Bunun haricinde her şey az buçuk hatırladığım gibi gidiyordu.
Bizim veletle Asuna yan yana oturmuş konuşanları izliyordu.
Ah gençlik...
Her neyse. Toplantının detaylarının kararlaştırılması çok uzun sürmedi. Ilfang baskını için tarih ve detayların kararlaştırılması tamamlanınca Berke’yle beraber Tolbana’da tuttuğumuz eve döndük. Baskından önce birkaç hazırlık yapmamız gerek...
…
“Arkadaşlar! Söyleyebileceğim tek bir şey var!” Dedi mavi saçlı baskın lideri. Ben de o söylemeden birkaç saniye önce cümlesinin devamını fısıldadım: “Kazanalım!”

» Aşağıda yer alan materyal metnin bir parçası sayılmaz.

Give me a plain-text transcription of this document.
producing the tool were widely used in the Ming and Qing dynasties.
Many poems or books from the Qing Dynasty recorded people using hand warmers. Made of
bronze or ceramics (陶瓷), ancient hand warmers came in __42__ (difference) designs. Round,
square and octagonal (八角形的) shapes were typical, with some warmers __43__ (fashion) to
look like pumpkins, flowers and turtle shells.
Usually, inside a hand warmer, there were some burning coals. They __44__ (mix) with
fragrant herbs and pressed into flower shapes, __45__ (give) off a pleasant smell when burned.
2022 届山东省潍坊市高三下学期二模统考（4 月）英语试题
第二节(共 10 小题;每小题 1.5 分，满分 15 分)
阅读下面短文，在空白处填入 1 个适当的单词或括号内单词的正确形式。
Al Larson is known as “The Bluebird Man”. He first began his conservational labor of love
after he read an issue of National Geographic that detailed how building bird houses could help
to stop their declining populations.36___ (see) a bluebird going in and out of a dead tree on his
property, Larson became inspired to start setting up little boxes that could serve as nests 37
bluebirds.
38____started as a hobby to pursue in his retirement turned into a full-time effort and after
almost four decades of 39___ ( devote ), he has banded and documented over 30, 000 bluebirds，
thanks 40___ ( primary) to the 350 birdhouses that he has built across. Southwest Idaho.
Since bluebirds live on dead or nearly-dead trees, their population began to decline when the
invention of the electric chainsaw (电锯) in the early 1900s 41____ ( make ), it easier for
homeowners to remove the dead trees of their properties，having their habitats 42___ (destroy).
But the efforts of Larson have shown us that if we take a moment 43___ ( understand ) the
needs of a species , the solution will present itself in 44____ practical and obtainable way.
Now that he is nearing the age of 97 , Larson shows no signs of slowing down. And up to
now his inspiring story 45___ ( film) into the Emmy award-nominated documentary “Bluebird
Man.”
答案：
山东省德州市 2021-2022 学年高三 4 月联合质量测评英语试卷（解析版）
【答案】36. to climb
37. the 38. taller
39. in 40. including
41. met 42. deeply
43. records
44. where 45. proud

Sword Art Online’ı bu kadar iyi hatırlamamın sebebinin ne olduğunu hala sorguluyorum. SAO çok da sevdiğim bir anime değildi. Aklıma gelen tek sebep Meşhur OÇ’nin pilavları sayesinde hafızamın güçlenmesiydi.
“Hadi gidelim!” dedi mavili. İttirmesiyle beraber devasa kapı aralandı ve gıcırdayarak sonuna kadar açıldı. Baskın üyeleri çığlık çığlığa içeri daldı.

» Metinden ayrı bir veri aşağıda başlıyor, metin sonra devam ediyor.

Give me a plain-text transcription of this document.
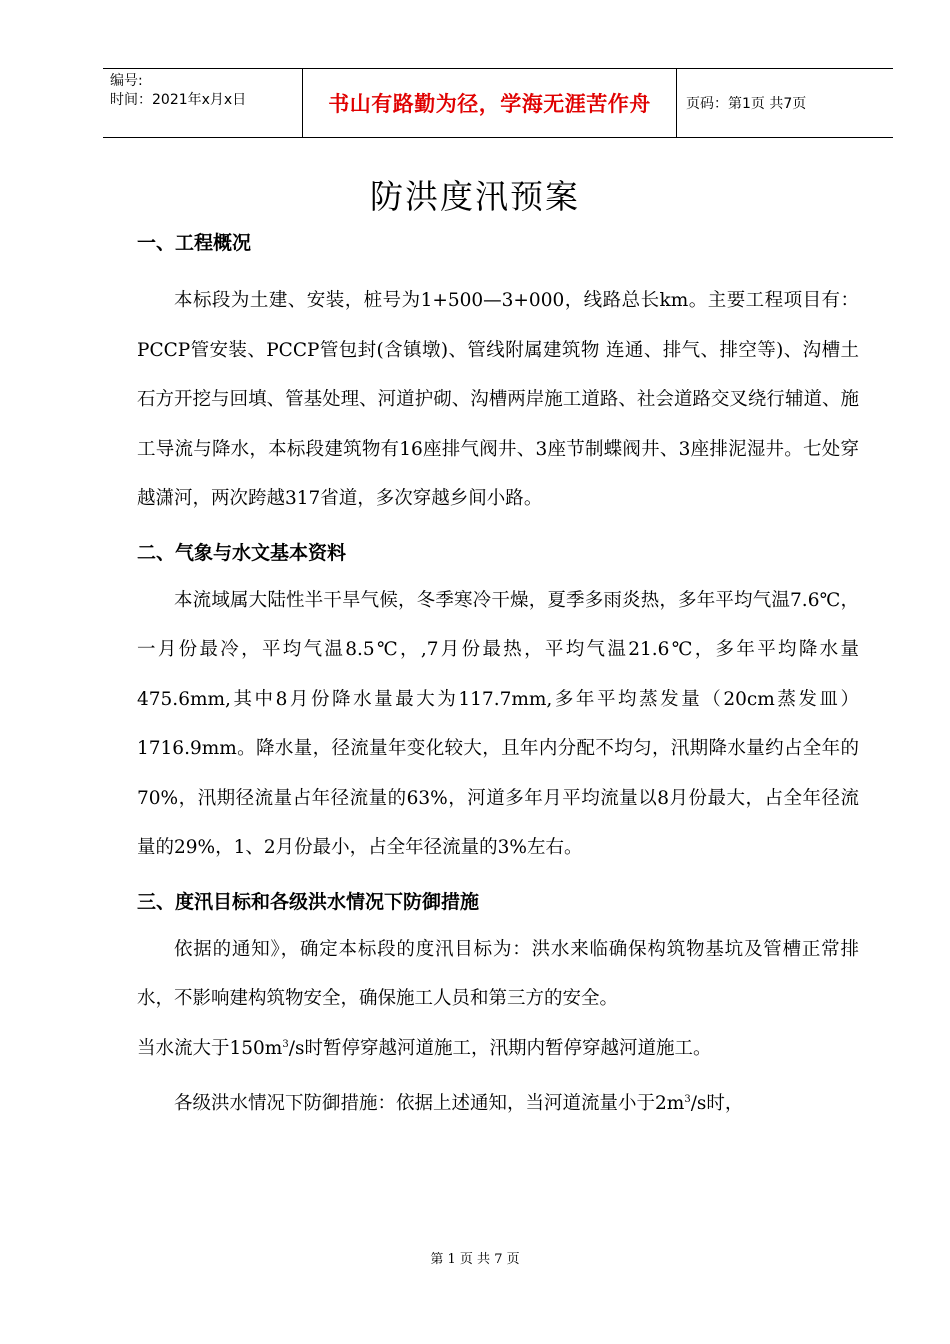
编号:
时间：2021年x月x日	书山有路勤为径，学海无涯苦作舟	页码：第1页 共7页
防洪度汛预案
一、工程概况

本标段为土建、安装，桩号为1+500—3+000，线路总长km。主要工程项目有：PCCP管安装、PCCP管包封(含镇墩)、管线附属建筑物 连通、排气、排空等)、沟槽土石方开挖与回填、管基处理、河道护砌、沟槽两岸施工道路、社会道路交叉绕行辅道、施工导流与降水，本标段建筑物有16座排气阀井、3座节制蝶阀井、3座排泥湿井。七处穿越潇河，两次跨越317省道，多次穿越乡间小路。

二、气象与水文基本资料

本流域属大陆性半干旱气候，冬季寒冷干燥，夏季多雨炎热，多年平均气温7.6℃，一月份最冷，平均气温8.5℃，,7月份最热，平均气温21.6℃，多年平均降水量475.6mm,其中8月份降水量最大为117.7mm,多年平均蒸发量（20cm蒸发皿）1716.9mm。降水量，径流量年变化较大，且年内分配不均匀，汛期降水量约占全年的70%，汛期径流量占年径流量的63%，河道多年月平均流量以8月份最大，占全年径流量的29%，1、2月份最小，占全年径流量的3%左右。

三、度汛目标和各级洪水情况下防御措施

依据的通知》，确定本标段的度汛目标为：洪水来临确保构筑物基坑及管槽正常排水，不影响建构筑物安全，确保施工人员和第三方的安全。

当水流大于$150m^3/s$时暂停穿越河道施工，汛期内暂停穿越河道施工。

各级洪水情况下防御措施：依据上述通知，当河道流量小于$2m^3/s$时，

第 1 页 共 7 页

Açıkçası bu kadar heyecanın alemi yok. Bir iki eşek avlayıp işimize bakacağız. Tabii ki bu insanlardan Meşhur OÇ pilavı yiyen insanlardaki sakinliği bekleyemem. Dönüp Berkeye baktım. O hala pilavını yiyordu. Şu sıralar biraz yavaş yiyor niyeyse.
Dikkatimi toparlayıp gerindim. Hemen ardındansa kılıcımı elimde çevirip ileri koştum. Karşımda iki adet kobold vardı. Arkamda pilav gömen Berke’ye kısa bir bakış atıp iç çektim.

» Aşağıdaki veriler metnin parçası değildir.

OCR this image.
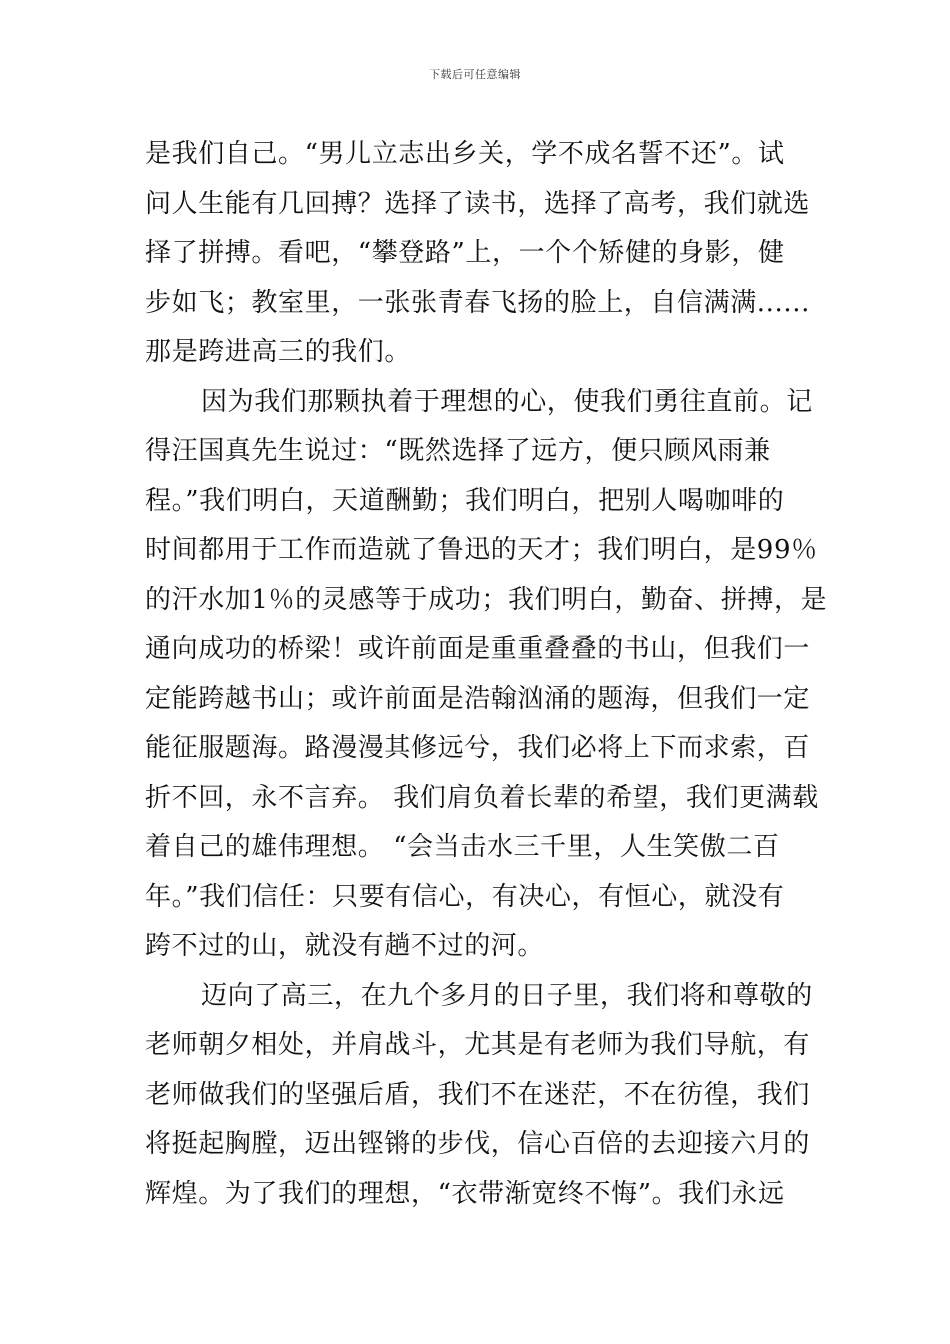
下载后可任意编辑
是我们自己。“男儿立志出乡关，学不成名誓不还”。试
问人生能有几回搏？选择了读书，选择了高考，我们就选
择了拼搏。看吧，“攀登路”上，一个个矫健的身影，健
步如飞；教室里，一张张青春飞扬的脸上，自信满满......
那是跨进高三的我们。
因为我们那颗执着于理想的心，使我们勇往直前。记
得汪国真先生说过：“既然选择了远方，便只顾风雨兼
程。”我们明白，天道酬勤；我们明白，把别人喝咖啡的
时间都用于工作而造就了鲁迅的天才；我们明白，是99％
的汗水加1％的灵感等于成功；我们明白，勤奋、拼搏，是
通向成功的桥梁！或许前面是重重叠叠的书山，但我们一
定能跨越书山；或许前面是浩翰汹涌的题海，但我们一定
能征服题海。路漫漫其修远兮，我们必将上下而求索，百
折不回，永不言弃。 我们肩负着长辈的希望，我们更满载
着自己的雄伟理想。 “会当击水三千里，人生笑傲二百
年。”我们信任：只要有信心，有决心，有恒心，就没有
跨不过的山，就没有趟不过的河。
迈向了高三，在九个多月的日子里，我们将和尊敬的
老师朝夕相处，并肩战斗，尤其是有老师为我们导航，有
老师做我们的坚强后盾，我们不在迷茫，不在彷徨，我们
将挺起胸膛，迈出铿锵的步伐，信心百倍的去迎接六月的
辉煌。为了我们的理想，“衣带渐宽终不悔”。我们永远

Hemen ardından ileri atıldım ve bir kılıç yeteneği aktifleştirdim.
“Rage Spike...” Diye fısıldadım. Ani bir hareketle Koboldla aramdaki mesafeyi kapadım ve kılıcımı çenesinden yukarı sapladım.
Aslında Rage Spike oldukça düşük hasarlı bir yetenek, ancak şu an bu kattaki yaratıklar için fazlaca iyi ekipmanlara ve yüksek seviyelere sahip olmamız sebebiyle koboldları tek darbede öldürebiliyor.
Ben yetenek sonrası bekleme süresindeyken Berke de hızlıca diğer koboldun icabına baktı. Aslında bakılırsa destek ekibi olarak işimizi çoktan tamamlamıştık. Ancak diğerleri hala çabalıyorken boş boş beklemek pek de akıl karı olmazdı.
Size neden oyundaki diğer oyunculardan çok daha güçlü olduğumuzu hiç anlattım mı?
Bunun temel sebebi Sword Art Online oynayan hiç kimsenin genel olarak oyun oynamayı bilmiyor olması.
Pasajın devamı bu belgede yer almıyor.